Dr. Friedhelm Schreiter und seine Kollegen haben 238 Patienten, bei denen in der Hamburger Klinik zwischen 1993 und 1999 eine Urethroplastie erfolgte, prospektiv weiter untersucht. Bei 100 Patienten wurde die Läsion mit einem Hautlappen (”flap“) versorgt, bei 68 Patienten, vor allem mit komplexen Strikturen, wurden Mesh grafts angewandt, bei 40 Patienten erfolgten Anastomosen und 30 erhielten ein Transplantat.

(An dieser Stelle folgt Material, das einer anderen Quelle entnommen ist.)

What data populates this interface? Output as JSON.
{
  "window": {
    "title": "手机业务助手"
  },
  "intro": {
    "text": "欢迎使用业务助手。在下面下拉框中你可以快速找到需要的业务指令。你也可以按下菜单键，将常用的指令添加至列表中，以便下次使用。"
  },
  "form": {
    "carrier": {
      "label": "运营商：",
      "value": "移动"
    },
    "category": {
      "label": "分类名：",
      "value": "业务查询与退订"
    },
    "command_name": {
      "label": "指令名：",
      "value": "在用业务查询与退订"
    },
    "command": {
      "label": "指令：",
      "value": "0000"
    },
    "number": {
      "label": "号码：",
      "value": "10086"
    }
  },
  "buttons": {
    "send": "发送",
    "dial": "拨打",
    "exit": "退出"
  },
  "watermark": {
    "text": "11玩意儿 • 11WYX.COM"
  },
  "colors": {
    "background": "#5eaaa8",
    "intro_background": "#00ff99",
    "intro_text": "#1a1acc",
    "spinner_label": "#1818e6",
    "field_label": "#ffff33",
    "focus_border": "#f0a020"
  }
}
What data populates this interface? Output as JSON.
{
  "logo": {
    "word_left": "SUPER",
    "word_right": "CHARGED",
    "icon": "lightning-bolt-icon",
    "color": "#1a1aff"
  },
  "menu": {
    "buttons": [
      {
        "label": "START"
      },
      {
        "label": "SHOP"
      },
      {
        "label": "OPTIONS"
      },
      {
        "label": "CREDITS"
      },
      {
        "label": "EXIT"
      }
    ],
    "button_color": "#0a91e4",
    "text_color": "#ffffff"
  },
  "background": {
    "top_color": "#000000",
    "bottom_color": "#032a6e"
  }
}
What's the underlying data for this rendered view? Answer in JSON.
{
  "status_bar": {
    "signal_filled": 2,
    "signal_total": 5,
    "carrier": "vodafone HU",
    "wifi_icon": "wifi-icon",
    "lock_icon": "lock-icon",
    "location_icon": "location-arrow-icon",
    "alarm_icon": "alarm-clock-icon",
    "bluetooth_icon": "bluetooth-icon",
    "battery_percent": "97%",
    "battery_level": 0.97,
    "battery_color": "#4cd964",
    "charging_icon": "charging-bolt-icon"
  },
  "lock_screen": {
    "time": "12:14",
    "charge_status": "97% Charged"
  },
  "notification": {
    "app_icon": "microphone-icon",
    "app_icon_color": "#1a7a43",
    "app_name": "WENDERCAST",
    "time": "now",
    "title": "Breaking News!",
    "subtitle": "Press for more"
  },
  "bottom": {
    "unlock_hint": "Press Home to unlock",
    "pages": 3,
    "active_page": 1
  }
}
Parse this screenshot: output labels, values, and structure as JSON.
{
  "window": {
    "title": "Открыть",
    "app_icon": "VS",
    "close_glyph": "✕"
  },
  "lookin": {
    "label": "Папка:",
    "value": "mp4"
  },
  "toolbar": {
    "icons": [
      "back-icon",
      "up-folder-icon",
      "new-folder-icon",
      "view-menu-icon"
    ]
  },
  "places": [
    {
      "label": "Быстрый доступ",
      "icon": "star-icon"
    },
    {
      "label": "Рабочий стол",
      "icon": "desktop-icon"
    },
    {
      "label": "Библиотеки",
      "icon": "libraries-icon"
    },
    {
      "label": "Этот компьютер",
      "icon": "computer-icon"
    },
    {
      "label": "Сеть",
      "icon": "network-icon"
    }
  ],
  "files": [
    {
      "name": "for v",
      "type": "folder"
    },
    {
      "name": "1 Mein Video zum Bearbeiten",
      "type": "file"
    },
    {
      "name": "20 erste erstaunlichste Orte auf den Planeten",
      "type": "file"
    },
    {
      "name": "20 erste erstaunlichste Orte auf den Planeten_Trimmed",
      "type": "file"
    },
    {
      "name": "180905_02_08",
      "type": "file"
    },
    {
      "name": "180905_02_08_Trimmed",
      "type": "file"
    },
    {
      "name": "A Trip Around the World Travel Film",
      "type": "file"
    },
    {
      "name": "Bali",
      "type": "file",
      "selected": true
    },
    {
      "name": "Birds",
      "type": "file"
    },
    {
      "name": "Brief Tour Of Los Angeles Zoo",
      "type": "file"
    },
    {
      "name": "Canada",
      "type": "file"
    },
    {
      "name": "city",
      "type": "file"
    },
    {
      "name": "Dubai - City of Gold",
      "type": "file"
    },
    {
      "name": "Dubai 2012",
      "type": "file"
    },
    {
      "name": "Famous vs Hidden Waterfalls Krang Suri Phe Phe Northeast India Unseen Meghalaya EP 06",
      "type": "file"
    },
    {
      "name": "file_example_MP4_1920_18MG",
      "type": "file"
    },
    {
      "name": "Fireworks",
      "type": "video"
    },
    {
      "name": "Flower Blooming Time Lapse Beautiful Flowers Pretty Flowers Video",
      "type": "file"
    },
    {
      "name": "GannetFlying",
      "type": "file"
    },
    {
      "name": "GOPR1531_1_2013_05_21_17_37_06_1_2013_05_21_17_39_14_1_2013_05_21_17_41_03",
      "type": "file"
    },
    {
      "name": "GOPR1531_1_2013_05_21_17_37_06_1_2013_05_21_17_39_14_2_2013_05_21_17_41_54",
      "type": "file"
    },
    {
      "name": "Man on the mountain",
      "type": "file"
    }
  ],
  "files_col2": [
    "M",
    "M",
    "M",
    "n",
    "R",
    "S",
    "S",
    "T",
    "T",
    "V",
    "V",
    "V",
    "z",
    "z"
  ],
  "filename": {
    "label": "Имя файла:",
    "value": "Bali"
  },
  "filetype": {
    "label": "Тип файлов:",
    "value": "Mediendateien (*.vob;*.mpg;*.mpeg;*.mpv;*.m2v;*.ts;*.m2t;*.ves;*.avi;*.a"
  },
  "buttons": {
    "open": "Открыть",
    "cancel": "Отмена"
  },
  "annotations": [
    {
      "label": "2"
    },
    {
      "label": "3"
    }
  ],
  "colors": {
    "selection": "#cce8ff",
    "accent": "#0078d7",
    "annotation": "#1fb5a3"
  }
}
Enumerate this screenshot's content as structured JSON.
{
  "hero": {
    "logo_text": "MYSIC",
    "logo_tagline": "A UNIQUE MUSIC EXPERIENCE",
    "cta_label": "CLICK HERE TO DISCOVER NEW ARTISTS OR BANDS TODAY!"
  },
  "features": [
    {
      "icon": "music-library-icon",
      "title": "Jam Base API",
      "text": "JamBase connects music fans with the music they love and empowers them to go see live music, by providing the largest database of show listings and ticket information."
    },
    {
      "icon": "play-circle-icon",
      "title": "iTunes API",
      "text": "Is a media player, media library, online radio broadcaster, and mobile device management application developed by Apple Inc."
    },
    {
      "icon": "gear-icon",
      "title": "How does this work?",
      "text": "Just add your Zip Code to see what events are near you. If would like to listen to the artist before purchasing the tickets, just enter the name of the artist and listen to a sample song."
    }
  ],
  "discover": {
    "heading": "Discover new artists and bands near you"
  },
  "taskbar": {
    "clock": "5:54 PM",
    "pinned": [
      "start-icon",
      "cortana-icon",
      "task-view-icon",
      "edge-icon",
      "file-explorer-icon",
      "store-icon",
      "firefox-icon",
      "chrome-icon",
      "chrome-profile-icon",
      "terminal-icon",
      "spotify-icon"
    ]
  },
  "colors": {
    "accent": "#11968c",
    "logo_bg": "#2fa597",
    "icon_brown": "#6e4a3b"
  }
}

Die Erfolgsraten aller Urethroplastien waren mit 82 % nach 7,5 Jahren sehr gut, berichten die Urologen. Am besten schnitten ”Flap“- und Anastomosentechnik ab mit einer Erfolgsrate von jeweils 86 % nach 6,5 Jahren, gefolgt vom Mesh graft (79 %) und der Graft-Urethroplastie (56 %). Die Unterschiede waren aber nicht signifikant, betonen die Autoren.

Zu berücksichtigen sei, dass nur bei 4 Patienten mit einem Transplantat die Beobachtungszeit länger als 3 Jahre betrug, und dass Mesh grafts vor allem bei ausgedehnten komplexen Strikturen verwendet worden waren. Bei unkomplizierten Strikturen empfehlen die Autoren zunächst eine Behandlung mit einem der anderen Operationsverfahren, das nach Ätiologie und Art der Läsion auszuwählen sei.

In der weiteren Analyse zeigte sich, dass eine Vorbehandlung mit urethralen Stents das Risiko für ein Versagen der Urethroplastie fast vervierfachte und eine zwei- oder mehrmalige Urethrotomie das Risiko mehr als verdoppelte.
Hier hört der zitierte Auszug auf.